O manifesto refere como exemplo de boas práticas a política de drogas em Portugal. Desde Novembro de 2001 que a aquisição, a posse (não o tráfico) e o consumo deixaram de ser crime no país. Foram então criadas comissões para a dissuasão da toxicodependência, para aonde os consumidores de estupefacientes são encaminhados pelas forças de segurança e pelos tribunais. 

“Ao contrário das prisões, que causam repulsa e obrigam os profissionais a andar atrás de pessoas não colaborativas, este serviço de alternativas à prisão prestigia os profissionais envolvidos, não estigmatiza os utentes, atrai instituições para a rede de colaborações, tem custos muito baixos, tem indicadores de eficiência invejáveis, atrai utilizadores não identificados pelas autoridades”, refere-se no texto. Em vez de um mundo à parte cercado por muros, “redes de coacção social e profissional susceptíveis de estimular a autoresponsabilização”.

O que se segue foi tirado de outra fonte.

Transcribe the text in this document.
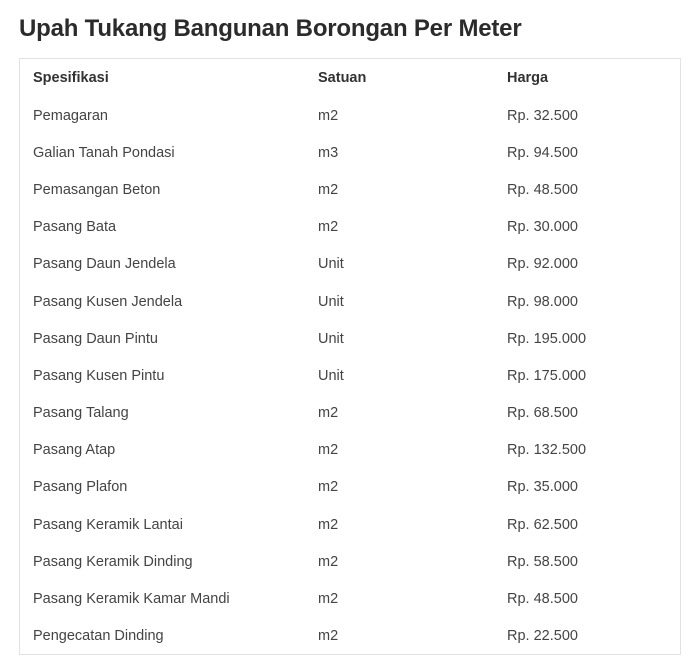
Upah Tukang Bangunan Borongan Per Meter
Spesifikasi	Satuan	Harga
Pemagaran	m2	Rp. 32.500
Galian Tanah Pondasi	m3	Rp. 94.500
Pemasangan Beton	m2	Rp. 48.500
Pasang Bata	m2	Rp. 30.000
Pasang Daun Jendela	Unit	Rp. 92.000
Pasang Kusen Jendela	Unit	Rp. 98.000
Pasang Daun Pintu	Unit	Rp. 195.000
Pasang Kusen Pintu	Unit	Rp. 175.000
Pasang Talang	m2	Rp. 68.500
Pasang Atap	m2	Rp. 132.500
Pasang Plafon	m2	Rp. 35.000
Pasang Keramik Lantai	m2	Rp. 62.500
Pasang Keramik Dinding	m2	Rp. 58.500
Pasang Keramik Kamar Mandi	m2	Rp. 48.500
Pengecatan Dinding	m2	Rp. 22.500
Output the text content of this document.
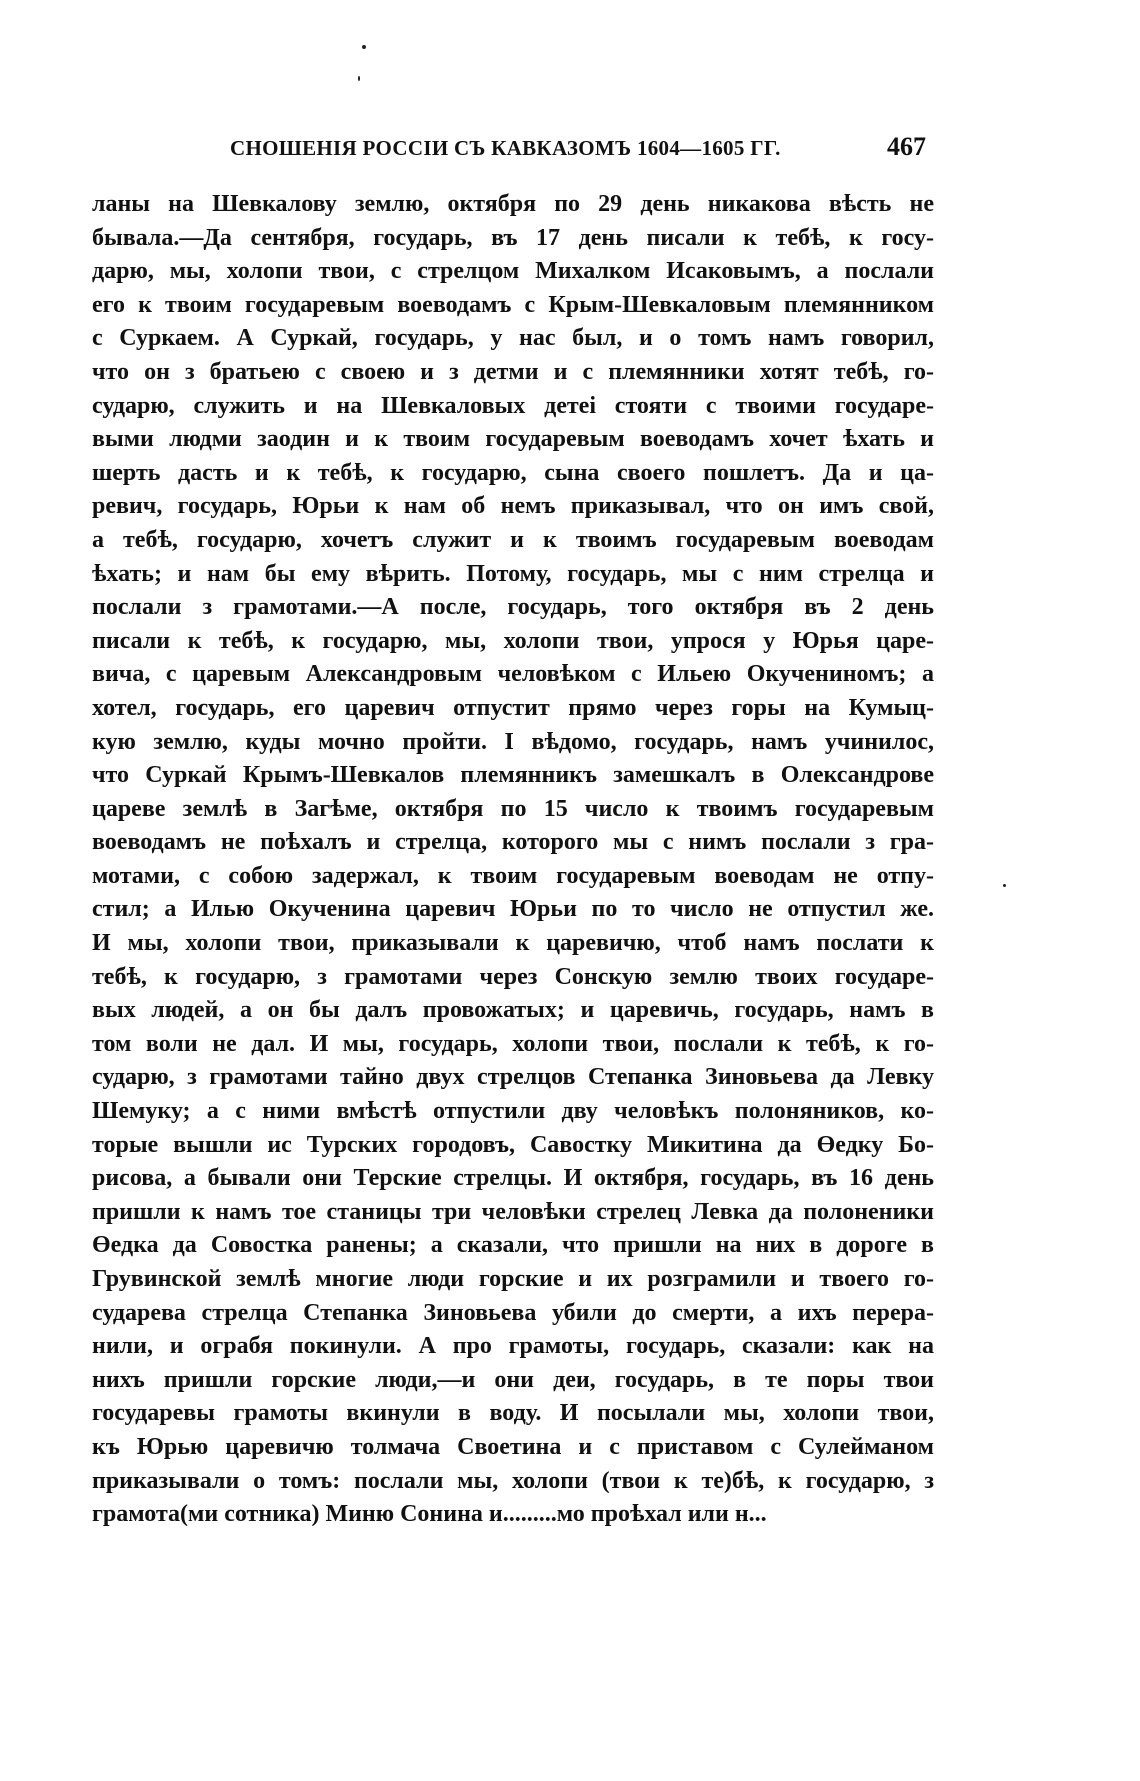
СНОШЕНІЯ РОССІИ СЪ КАВКАЗОМЪ 1604—1605 ГГ.	467
ланы на Шевкалову землю, октября по 29 день никакова вѣсть не
бывала.—Да сентября, государь, въ 17 день писали к тебѣ, к госу-
дарю, мы, холопи твои, с стрелцом Михалком Исаковымъ, а послали
его к твоим государевым воеводамъ с Крым-Шевкаловым племянником
с Суркаем. А Суркай, государь, у нас был, и о томъ намъ говорил,
что он з братьею с своею и з детми и с племянники хотят тебѣ, го-
сударю, служить и на Шевкаловых детеі стояти с твоими государе-
выми людми заодин и к твоим государевым воеводамъ хочет ѣхать и
шерть дасть и к тебѣ, к государю, сына своего пошлетъ. Да и ца-
ревич, государь, Юрьи к нам об немъ приказывал, что он имъ свой,
а тебѣ, государю, хочетъ служит и к твоимъ государевым воеводам
ѣхать; и нам бы ему вѣрить. Потому, государь, мы с ним стрелца и
послали з грамотами.—А после, государь, того октября въ 2 день
писали к тебѣ, к государю, мы, холопи твои, упрося у Юрья царе-
вича, с царевым Александровым человѣком с Ильею Окучениномъ; а
хотел, государь, его царевич отпустит прямо через горы на Кумыц-
кую землю, куды мочно пройти. І вѣдомо, государь, намъ учинилос,
что Суркай Крымъ-Шевкалов племянникъ замешкалъ в Олександрове
цареве землѣ в Загѣме, октября по 15 число к твоимъ государевым
воеводамъ не поѣхалъ и стрелца, которого мы с нимъ послали з гра-
мотами, с собою задержал, к твоим государевым воеводам не отпу-
стил; а Илью Окученина царевич Юрьи по то число не отпустил же.
И мы, холопи твои, приказывали к царевичю, чтоб намъ послати к
тебѣ, к государю, з грамотами через Сонскую землю твоих государе-
вых людей, а он бы далъ провожатых; и царевичь, государь, намъ в
том воли не дал. И мы, государь, холопи твои, послали к тебѣ, к го-
сударю, з грамотами тайно двух стрелцов Степанка Зиновьева да Левку
Шемуку; а с ними вмѣстѣ отпустили дву человѣкъ полоняников, ко-
торые вышли ис Турских городовъ, Савостку Микитина да Өедку Бо-
рисова, а бывали они Терские стрелцы. И октября, государь, въ 16 день
пришли к намъ тое станицы три человѣки стрелец Левка да полоненики
Өедка да Совостка ранены; а сказали, что пришли на них в дороге в
Грувинской землѣ многие люди горские и их розграмили и твоего го-
сударева стрелца Степанка Зиновьева убили до смерти, а ихъ перера-
нили, и ограбя покинули. А про грамоты, государь, сказали: как на
нихъ пришли горские люди,—и они деи, государь, в те поры твои
государевы грамоты вкинули в воду. И посылали мы, холопи твои,
къ Юрью царевичю толмача Своетина и с приставом с Сулейманом
приказывали о томъ: послали мы, холопи (твои к те)бѣ, к государю, з
грамота(ми сотника) Миню Сонина и.........мо проѣхал или н...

Também no sábado, serão apresentados dois relatórios, adiantou ao PÚBLICO o sociólogo António Pedro Dores, investigador do ISCTE, que com Ricardo Loureiro e Nuno Pontes, compõe a secção portuguesa do Observatório das Prisões Europeu. Um sobre doenças infecto-contagiosas e outro sobre medidas alternativas à prisão.

Após a crise de dívida, número de reclusos voltou a aumentar

Em Portugal, a população reclusa estava a diminuir desde 2002, na sequência da lei que descriminaliza o consumo de drogas. Com a crise da dívida, a tendência inverteu-se. Entre 2010 e 2015, o número de reclusos aumentou 22,5%, passando dos 11.613 para os 14.222, de acordo com os últimos dados divulgados pela Direcção-Geral da Política de Justiça (DGPJ).

No relatório sobre medidas alternativas à prisão, a apresentar durante a tarde de sábado, há um capítulo inteiro sobre Portugal. “Não é um assunto debatido pelos serviços de administração de penas”. E, fora desse universo, o debate está muito limitado ao uso crescente da vigilância electrónica, impulsionado pela prisão preventiva aplicada a pessoas conhecidas.

Os autores não obtiveram a “colaboração da Direção-Geral de Reinserção e Serviços Prisionais na recolha de informação pertinente para a investigação de programas e ou alternativas à prisão”. Mesmo assim, identificam “dois exemplos de práticas interessantes promovidas por instituições fora do sistema prisional que podem inspirar sistemas mais amplos de alternativas à prisão”. Referem-se ao às comissões de dissuasão e ao Programa Contigo, projecto de reabilitação psicossocial de agressores em casos de violência doméstica lançado em Ponta Delgada, nos Açores, em 2010, pela Rede de Apoio à Mulher em Situação de Risco, seguido por Cascais.

Sobre a propagação de doenças infecto-contagiosas nas prisões, o relatório a apresentar – parte de um projecto co-financiado pela União Europeia denominado Melhorar as Condições nas Prisões através do reforço da monitorização das Doenças Infecciosas promovido e gerido pelo Harm Reduction International em 2015 e 2016 – não acrescenta dados novos sobre Portugal. Analisa a informação disponível.

Em Portugal, o rastreio de doenças infecto-contagiosas no início da prisão tem sido posto em prática “muito lentamente”. E membros do Serviço de Intervenção nos Comportamentos Aditivos e nas Dependências (SICAD) “manifestaram frustração com os obstáculos que subsistem” dentro de algumas cadeias à participação de reclusos em programas de terapia de substituição.

Uma experiência de troca de seringas “funcionou durante seis meses (a partir de Dezembro de 2007) em duas prisões. “Infelizmente, a experiência falhou devido aos receios dos prisioneiros”, indicam. “Os presos acreditavam que se pedissem agulhas inevitavelmente enfrentariam a discriminação por parte das autoridades aquando dos pedidos de saídas precárias, liberdade condicional etc.”

O SICAD fez um inquérito nacional aos comportamentos aditivos nas prisões em 2014. Os consumos continuam a descer, à semelhança do que acontece no exterior. A cannabis era a droga ilícita mais consumida nas prisões (28,8% em 2014), mas já fora bem mais (29,8% em 2007 e 38,5% em 2001). Em todas as outras substâncias ilícitas, a prevalência era inferior a 10%.